My favorite thing is actually just flying the airplane itself. I enjoy doing that. The travel is neat, and I’m a city person myself, so I do get to see some neat cities. Shanghai, Hong Kong, Paris — those are a lot of fun. But, personally, that’s not my major thing about it.
Have you had any scares or challenging flights?
Ninety-nine percent of them go smoothly. Once in awhile, you’ll get something where the weather might make it a challenging landing or takeoff. In the 16 years I’ve been at FedEx, I think I’ve had two occasions where something is broken on the airplane in flight where it made it a little challenging to land, but none of them were life-threatening and it worked out OK.
It’s not rare for something to break every once in awhile, but it’s pretty rare to have a major event where there’s a problem that might be life threatening. The landing gear is a hydraulic system.
There are actually three systems on the airplane and the main one that’s in charge of the landing gear was broken. The other two systems can pick up the slack for that main system breaking, but it just made it a little challenging. The gear comes down for a one-time deal and that’s it: You land and the airplane has to be fixed before you can do anything.
Most situations are accounted for when things go wrong, and there’s checklists for that. You basically follow the checklist.
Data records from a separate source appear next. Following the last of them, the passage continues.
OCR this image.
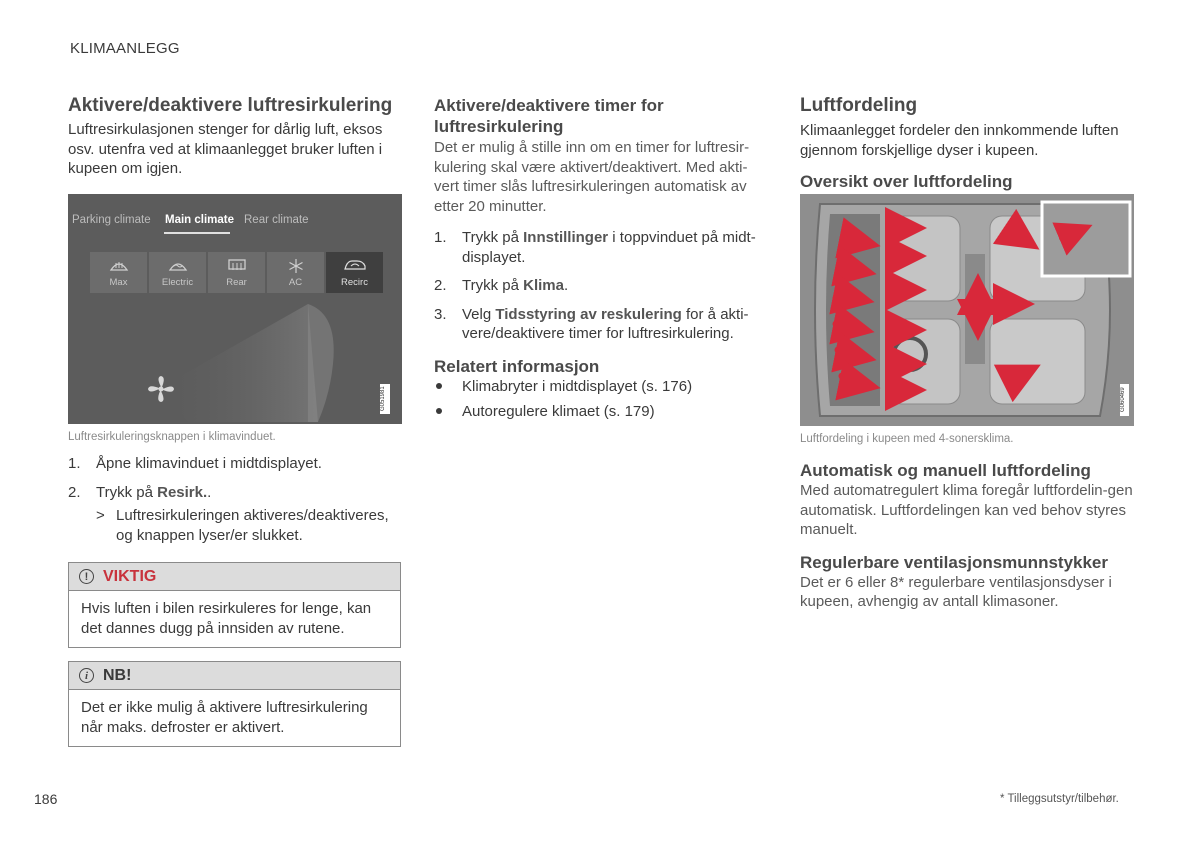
KLIMAANLEGG
Aktivere/deaktivere luftresirkulering

Luftresirkulasjonen stenger for dårlig luft, eksos osv. utenfra ved at klimaanlegget bruker luften i kupeen om igjen.

Parking climate Main climate Rear climate
Max	Electric	Rear	AC	Recirc
G051981
Luftresirkuleringsknappen i klimavinduet.
1. Åpne klimavinduet i midtdisplayet.
2. Trykk på Resirk..
> Luftresirkuleringen aktiveres/deaktiveres, og knappen lyser/er slukket.
! VIKTIG
Hvis luften i bilen resirkuleres for lenge, kan det dannes dugg på innsiden av rutene.
i NB!
Det er ikke mulig å aktivere luftresirkulering når maks. defroster er aktivert.
Aktivere/deaktivere timer for luftresirkulering

Det er mulig å stille inn om en timer for luftresir-kulering skal være aktivert/deaktivert. Med akti-vert timer slås luftresirkuleringen automatisk av etter 20 minutter.

1. Trykk på Innstillinger i toppvinduet på midt-displayet.
2. Trykk på Klima.
3. Velg Tidsstyring av reskulering for å akti-vere/deaktivere timer for luftresirkulering.
Relatert informasjon
Klimabryter i midtdisplayet (s. 176)
Autoregulere klimaet (s. 179)
Luftfordeling

Klimaanlegget fordeler den innkommende luften gjennom forskjellige dyser i kupeen.

Oversikt over luftfordeling
G060469
Luftfordeling i kupeen med 4-sonersklima.
Automatisk og manuell luftfordeling

Med automatregulert klima foregår luftfordelin-gen automatisk. Luftfordelingen kan ved behov styres manuelt.

Regulerbare ventilasjonsmunnstykker

Det er 6 eller 8* regulerbare ventilasjonsdyser i kupeen, avhengig av antall klimasoner.

186	* Tilleggsutstyr/tilbehør.
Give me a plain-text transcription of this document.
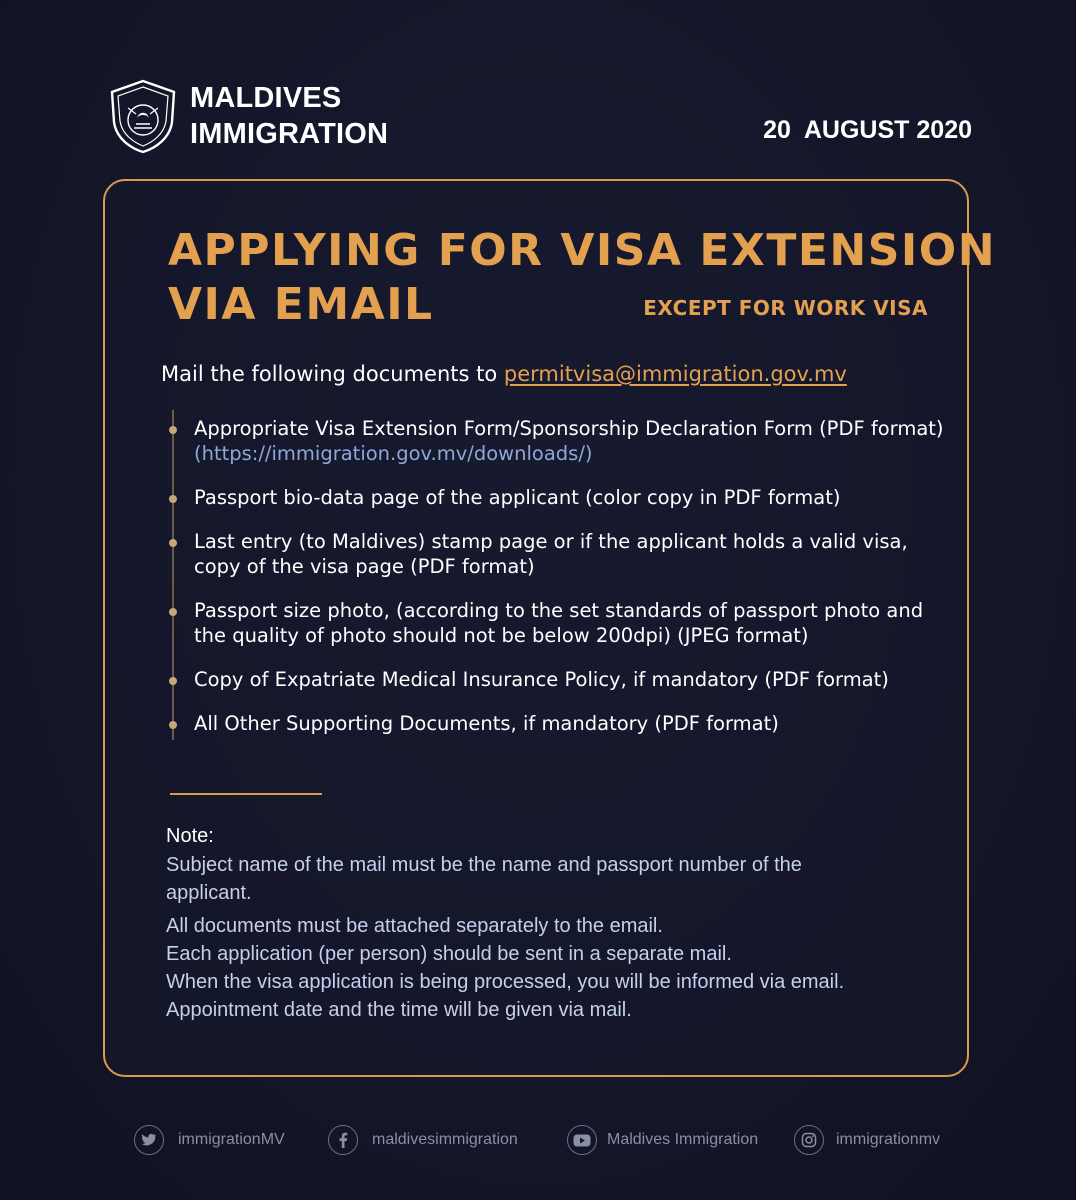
MALDIVES
IMMIGRATION	20  AUGUST 2020
APPLYING FOR VISA EXTENSION
VIA EMAIL	EXCEPT FOR WORK VISA
Mail the following documents to permitvisa@immigration.gov.mv
Appropriate Visa Extension Form/Sponsorship Declaration Form (PDF format) (https://immigration.gov.mv/downloads/)
Passport bio-data page of the applicant (color copy in PDF format)
Last entry (to Maldives) stamp page or if the applicant holds a valid visa, copy of the visa page (PDF format)
Passport size photo, (according to the set standards of passport photo and the quality of photo should not be below 200dpi) (JPEG format)
Copy of Expatriate Medical Insurance Policy, if mandatory (PDF format)
All Other Supporting Documents, if mandatory (PDF format)
Note:
Subject name of the mail must be the name and passport number of the applicant.
All documents must be attached separately to the email.
Each application (per person) should be sent in a separate mail.
When the visa application is being processed, you will be informed via email.
Appointment date and the time will be given via mail.
immigrationMV	maldivesimmigration	Maldives Immigration	immigrationmv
It makes it safe to get the airplane on the ground, then maintenance can takeover and fix the situation.
How do you deal with jet lag to stay alert in different time zones?
That actually is a very big problem in flying. What we do is we try to get our companies to make trips that allow for our circadian rhythm to work properly. An example of that would be if you’re a daytime pilot, you only fly in the daytime. If you’re a nighttime pilot you only fly in the nighttime — and you limit how many nights you do.
For me, I know what I’m doing the next few days in advance and I try to sleep properly so that I’m alert when I’m actually flying the airplane. Sometimes you may have a 24-hour layover, which means I have to stay up a little bit when I land so when I finally do go to sleep, I get a full night’s rest and I’m ready to fly. The wrong way would be like if I went to sleep right away because I’m tired, and then I wake up eight, 10 hours later, and now I’m up 12 hours before I actually fly. So now I’m actually going to be flying when my body wants to go to sleep. It’s a combination of making trips work well for our circadian rhythm and then just knowing how our bodies work and trying to sleep properly so that you’re ready for the flight.
What personality traits makes someone a good pilot?
I would say the most important thing for being a pilot would be common sense. Just being able to evaluate what’s going on and making decisions from that: not getting yourself into a situation where you actually need to run these checklists or you’re there when you shouldn’t be there, like a weather situation. Being calm is part of it, also. The ability to calm down, slow down, look at what’s going on around you in order to make decisions makes you a better pilot than someone who is excitable.
What’s the most unexpected part of your job?
I don’t think there are many jobs where the actual work itself is fun all the time. There are some days where it’s not fun to deal with stuff, but the actual flying itself — the actual work — is always fun. So even if you don’t have a good job, if you’re flying an airplane, you get enjoyment out of that. We’re one of the few industries where if you work in aviation, you almost never change careers, because flying is that much fun.
As technology changes, is the prospect of learning new systems good or annoying?
I’m more from a generation of computers and video games, so getting technology is exciting and actually relieves workload when we do that. For somebody who has been flying a little longer, from the analog age of flying where it was no electronics helping you out — for them, it’s a little harder. But I enjoy learning new stuff and the challenges with technology.